It seemed that nothing could slow the global renewable-energy juggernaut. Nothing, that is, until COVID-19.
From the solar factory floors of China’s Jiangsu province to wind farm country in West Texas, the clean-energy industries are struggling to gauge the potential damage that lies ahead — and it’s not a pretty picture.
Just a few weeks ago, the biggest COVID-19 concern for renewable energy appeared to be the supply of equipment, reflecting the outbreak’s early impact in China. Would there be enough solar panels, wind turbines and batteries to meet demand and project deadlines, given the widespread factory shutdowns?
But after a wild few days of escalating infection numbers and increasingly frantic government responses in Europe and the U.S., the focus is quickly shifting to demand, as the reality dawns that a global economic slowdown may be inevitable.
Late last week, Bloomberg New Energy Finance lowered its 2020 global solar demand forecast to a range of 108 to 143 gigawatts — a drop of 9 percent at the low end compared to the market researcher’s prior estimate. That could mean the first down year for global solar installations since the 1980s.
Jenny Chase, BNEF’s head of solar, said the issue of equipment supply seems to be sorting itself out as China’s factories rumble back into production.
“You do hear screams of panic from developers and people who are not getting their shipments exactly when they wanted them, but we think that’s probably quite a temporary effect,” Chase told GTM.
“The factories — even the ones that shut down temporarily while workers self-isolated after they came back from their Chinese New Year travels — are coming back up. Companies are confirming they’re back in production.”
The bigger concern now, Chase said, is the demand side of the equation. An economic slowdown could dent the demand for energy or reduce the amount of finance available. Industry conferences are being canceled or postponed, hampering networking and deal-making. Workforce shortages could knock project timelines off course.
Meanwhile, the urgent and complex demands of the outbreak will leave lawmakers with little time for the finer points of energy policy. China has already pushed back its so-called solar mega-auction from May to June of this year, Chase said, and another flare-up of COVID-19 could mean further delays.
“We think there will be a recession,” Chase said on Friday, and the implications could spell trouble for solar manufacturers. “In general, this is a sector of companies that are heavily indebted and making slim margins.”
For some companies, “this could be the straw that breaks the camel’s back.”
Special challenges for the U.S. wind market
In the U.S., the world’s second largest renewables market after China, the biggest immediate threat from COVID-19 is to the wind industry, which was otherwise on track for a record year of installations.
2020 is critical because it’s the last year for developers to complete projects that qualified for the full production tax credit (PTC), the industry’s main subsidy. As a result, the industry was already expected to be pushed beyond its limits this year.

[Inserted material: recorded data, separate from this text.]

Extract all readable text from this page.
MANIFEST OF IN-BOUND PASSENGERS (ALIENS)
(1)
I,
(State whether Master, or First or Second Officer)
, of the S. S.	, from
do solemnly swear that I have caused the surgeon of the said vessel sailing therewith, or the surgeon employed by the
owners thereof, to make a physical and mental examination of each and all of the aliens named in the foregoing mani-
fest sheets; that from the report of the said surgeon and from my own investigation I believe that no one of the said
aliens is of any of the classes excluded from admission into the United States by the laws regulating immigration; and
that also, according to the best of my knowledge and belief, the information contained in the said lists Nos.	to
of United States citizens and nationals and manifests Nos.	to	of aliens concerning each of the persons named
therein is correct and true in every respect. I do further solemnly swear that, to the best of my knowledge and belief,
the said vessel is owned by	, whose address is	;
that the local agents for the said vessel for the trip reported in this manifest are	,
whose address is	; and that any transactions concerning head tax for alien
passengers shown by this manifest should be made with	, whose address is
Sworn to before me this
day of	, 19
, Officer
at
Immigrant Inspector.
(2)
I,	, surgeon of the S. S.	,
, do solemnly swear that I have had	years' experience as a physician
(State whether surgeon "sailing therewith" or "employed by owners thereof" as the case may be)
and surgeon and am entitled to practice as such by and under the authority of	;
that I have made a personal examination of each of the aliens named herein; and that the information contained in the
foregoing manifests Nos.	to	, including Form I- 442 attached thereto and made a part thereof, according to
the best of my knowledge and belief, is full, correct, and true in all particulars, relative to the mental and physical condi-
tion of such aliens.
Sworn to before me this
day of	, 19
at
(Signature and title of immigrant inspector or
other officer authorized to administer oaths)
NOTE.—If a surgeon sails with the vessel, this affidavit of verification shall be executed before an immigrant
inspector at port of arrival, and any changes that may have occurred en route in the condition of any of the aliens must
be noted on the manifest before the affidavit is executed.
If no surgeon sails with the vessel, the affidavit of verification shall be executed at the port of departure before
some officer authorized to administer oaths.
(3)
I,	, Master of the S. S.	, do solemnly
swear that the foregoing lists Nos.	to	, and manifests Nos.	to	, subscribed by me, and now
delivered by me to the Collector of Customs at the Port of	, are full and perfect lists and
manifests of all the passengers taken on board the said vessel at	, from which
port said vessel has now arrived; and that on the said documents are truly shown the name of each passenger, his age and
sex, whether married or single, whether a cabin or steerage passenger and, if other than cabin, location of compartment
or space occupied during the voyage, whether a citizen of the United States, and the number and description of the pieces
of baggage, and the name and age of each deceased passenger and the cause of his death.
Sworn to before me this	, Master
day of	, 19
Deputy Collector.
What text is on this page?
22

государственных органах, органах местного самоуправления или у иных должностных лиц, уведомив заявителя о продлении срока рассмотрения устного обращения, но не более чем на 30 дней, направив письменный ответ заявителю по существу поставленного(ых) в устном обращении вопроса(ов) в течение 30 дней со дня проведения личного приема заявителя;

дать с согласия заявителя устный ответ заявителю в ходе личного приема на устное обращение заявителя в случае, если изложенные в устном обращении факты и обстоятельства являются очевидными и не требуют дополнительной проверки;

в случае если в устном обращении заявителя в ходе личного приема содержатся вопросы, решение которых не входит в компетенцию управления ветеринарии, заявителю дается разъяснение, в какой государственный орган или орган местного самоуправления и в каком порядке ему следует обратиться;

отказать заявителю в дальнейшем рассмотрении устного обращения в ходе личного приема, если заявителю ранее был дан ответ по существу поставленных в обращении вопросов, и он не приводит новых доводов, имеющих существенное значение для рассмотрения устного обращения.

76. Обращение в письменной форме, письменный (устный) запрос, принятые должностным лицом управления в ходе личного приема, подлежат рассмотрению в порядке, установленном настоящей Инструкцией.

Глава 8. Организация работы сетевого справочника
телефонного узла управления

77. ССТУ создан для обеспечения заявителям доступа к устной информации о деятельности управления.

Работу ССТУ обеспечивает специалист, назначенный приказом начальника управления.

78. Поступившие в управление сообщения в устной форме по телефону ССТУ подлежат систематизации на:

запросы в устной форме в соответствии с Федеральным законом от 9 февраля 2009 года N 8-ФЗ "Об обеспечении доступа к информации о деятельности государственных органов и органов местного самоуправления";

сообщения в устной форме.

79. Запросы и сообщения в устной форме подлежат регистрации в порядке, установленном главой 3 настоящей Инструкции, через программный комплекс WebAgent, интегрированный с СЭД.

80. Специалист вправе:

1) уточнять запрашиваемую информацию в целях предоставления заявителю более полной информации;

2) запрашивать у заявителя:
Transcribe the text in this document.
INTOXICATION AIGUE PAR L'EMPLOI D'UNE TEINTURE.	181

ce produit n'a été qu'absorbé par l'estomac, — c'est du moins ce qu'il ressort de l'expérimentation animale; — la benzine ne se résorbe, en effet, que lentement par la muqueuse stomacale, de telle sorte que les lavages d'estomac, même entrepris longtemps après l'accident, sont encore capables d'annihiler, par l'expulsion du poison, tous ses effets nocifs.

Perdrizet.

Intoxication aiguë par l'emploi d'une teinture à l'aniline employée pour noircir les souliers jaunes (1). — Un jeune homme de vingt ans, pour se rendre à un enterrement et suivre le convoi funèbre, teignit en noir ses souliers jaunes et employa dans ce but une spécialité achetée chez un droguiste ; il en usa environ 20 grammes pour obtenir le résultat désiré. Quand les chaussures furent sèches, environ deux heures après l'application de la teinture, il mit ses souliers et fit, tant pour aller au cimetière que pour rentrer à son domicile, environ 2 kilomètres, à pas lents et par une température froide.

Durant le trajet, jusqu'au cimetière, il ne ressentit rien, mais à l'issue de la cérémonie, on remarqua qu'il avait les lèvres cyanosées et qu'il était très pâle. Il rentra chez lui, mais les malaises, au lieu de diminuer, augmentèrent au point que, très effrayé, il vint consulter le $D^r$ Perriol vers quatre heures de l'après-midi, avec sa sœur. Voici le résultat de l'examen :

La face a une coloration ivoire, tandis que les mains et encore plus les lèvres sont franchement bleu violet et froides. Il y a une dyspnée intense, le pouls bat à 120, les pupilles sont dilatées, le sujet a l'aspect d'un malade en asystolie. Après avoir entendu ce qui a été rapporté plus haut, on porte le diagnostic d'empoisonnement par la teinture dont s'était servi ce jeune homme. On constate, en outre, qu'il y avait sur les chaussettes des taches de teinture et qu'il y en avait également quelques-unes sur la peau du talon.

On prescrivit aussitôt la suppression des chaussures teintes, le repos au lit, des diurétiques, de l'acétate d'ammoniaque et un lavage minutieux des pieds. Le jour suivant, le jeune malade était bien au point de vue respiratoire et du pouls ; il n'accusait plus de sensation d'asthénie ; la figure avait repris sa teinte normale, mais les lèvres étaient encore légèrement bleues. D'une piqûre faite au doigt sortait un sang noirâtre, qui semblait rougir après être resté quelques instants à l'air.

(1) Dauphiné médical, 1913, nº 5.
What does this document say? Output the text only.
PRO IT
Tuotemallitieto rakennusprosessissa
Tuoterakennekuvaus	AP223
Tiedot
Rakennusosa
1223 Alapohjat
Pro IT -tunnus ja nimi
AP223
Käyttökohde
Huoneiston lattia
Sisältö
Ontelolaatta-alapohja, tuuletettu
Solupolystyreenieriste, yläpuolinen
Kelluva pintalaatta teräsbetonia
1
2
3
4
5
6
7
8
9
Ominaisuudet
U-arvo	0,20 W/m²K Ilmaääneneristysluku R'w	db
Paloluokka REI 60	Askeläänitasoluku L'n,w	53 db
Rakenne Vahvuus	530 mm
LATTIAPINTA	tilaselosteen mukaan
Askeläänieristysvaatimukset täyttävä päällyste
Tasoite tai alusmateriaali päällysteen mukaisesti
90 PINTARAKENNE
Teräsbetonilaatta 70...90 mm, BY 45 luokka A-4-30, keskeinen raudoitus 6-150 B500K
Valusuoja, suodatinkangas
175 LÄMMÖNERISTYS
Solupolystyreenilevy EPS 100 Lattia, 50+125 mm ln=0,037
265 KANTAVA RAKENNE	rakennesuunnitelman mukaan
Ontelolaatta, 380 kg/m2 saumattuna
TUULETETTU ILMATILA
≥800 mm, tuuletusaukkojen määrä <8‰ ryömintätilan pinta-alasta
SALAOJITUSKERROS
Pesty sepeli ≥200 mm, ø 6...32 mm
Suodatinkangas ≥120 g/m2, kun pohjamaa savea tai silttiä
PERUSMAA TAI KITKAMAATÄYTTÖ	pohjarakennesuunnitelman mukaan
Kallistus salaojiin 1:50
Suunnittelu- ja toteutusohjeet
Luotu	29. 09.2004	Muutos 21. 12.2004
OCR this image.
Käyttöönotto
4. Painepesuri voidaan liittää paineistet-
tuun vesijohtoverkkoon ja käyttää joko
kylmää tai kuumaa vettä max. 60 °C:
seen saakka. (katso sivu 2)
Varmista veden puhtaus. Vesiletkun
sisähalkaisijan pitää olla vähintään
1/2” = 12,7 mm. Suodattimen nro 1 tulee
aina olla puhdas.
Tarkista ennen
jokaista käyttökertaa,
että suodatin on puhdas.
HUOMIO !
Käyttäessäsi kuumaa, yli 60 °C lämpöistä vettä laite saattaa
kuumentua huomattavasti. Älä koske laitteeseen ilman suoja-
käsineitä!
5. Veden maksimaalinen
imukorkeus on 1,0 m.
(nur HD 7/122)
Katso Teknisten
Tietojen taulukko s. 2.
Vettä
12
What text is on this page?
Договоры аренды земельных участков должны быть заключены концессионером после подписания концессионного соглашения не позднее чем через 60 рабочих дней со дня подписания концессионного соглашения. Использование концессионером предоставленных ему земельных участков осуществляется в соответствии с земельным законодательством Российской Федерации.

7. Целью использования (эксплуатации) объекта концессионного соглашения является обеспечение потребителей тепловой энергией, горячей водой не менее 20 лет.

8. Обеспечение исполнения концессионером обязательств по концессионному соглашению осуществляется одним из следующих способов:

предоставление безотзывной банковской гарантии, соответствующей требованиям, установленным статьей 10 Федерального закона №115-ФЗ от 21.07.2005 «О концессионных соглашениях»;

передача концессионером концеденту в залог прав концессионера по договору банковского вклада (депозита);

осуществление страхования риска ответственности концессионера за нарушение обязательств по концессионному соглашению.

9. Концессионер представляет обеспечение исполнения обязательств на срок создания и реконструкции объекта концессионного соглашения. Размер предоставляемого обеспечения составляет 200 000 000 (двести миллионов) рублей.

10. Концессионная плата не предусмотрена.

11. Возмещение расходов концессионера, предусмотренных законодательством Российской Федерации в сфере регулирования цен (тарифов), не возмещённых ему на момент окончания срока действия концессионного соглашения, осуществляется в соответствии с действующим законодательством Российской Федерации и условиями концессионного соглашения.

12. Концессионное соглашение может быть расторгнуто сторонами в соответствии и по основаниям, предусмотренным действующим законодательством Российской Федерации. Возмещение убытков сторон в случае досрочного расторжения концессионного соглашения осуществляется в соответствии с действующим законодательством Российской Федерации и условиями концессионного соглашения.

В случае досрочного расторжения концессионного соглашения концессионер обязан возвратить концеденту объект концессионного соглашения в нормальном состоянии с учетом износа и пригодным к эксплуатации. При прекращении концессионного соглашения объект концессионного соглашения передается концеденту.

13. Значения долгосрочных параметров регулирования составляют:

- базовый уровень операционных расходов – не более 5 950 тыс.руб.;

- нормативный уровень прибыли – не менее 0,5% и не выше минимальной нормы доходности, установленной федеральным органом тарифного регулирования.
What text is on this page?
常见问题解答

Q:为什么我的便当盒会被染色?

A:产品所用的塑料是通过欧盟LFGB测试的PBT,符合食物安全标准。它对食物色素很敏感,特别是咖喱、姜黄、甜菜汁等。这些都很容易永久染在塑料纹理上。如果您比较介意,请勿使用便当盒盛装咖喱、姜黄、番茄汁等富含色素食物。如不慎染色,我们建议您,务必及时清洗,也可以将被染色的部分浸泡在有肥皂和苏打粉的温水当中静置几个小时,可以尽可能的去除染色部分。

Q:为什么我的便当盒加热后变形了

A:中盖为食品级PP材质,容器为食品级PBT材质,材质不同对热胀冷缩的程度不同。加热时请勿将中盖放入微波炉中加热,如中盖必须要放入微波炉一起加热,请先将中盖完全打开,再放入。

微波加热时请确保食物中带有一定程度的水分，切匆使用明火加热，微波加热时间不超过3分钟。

Wood Mackenzie previously warned of many U.S. wind projects “at risk” of missing the 2020 deadline, threatening their underlying economics.
Even a small delay at a wind project can cause major knock-on effects, given the need for specialized construction machinery like cranes that are often rented far in advance.
Amish Shah, a partner at law firm Eversheds Sutherland who works with a range of developer clients in wind and solar, said he’d not heard of projects being delayed yet but it may only be a matter of time. Construction companies may face labor shortages in the weeks and months ahead. Government agencies may need to slow down their approval processes.
“A lot of these projects didn’t have a lot of extra time built in,” Shah said of the wind market. “Even a delay of several weeks could be problematic.”
If the situation becomes dire enough, pressure will mount for U.S. tax authorities to postpone the end date for finishing wind construction beyond the current December 31 deadline, Shah said.
Worries over the availability of finance
Another potential problem if the economy takes a nosedive: a lack of finance for renewables projects. In the U.S. market, that could mean a shortage of tax equity.
The nature of the U.S. renewable energy tax credits — the wind PTC and solar ITC — makes developers reliant on a relatively limited number of investors willing to provide tax equity for projects. That pool of potential capital deepens as companies make more profits and have more tax liabilities to offset.
The availability of tax equity is a point of constant discussion and concern for U.S. renewables developers, though the market has been healthy in recent years. But that could change rapidly in a recession.
“We’ve seen quite a hit to the economy over the last week and a half,” Shah said, speaking on Friday. “The question is, are we going back to 2009, where there was limited tax equity?”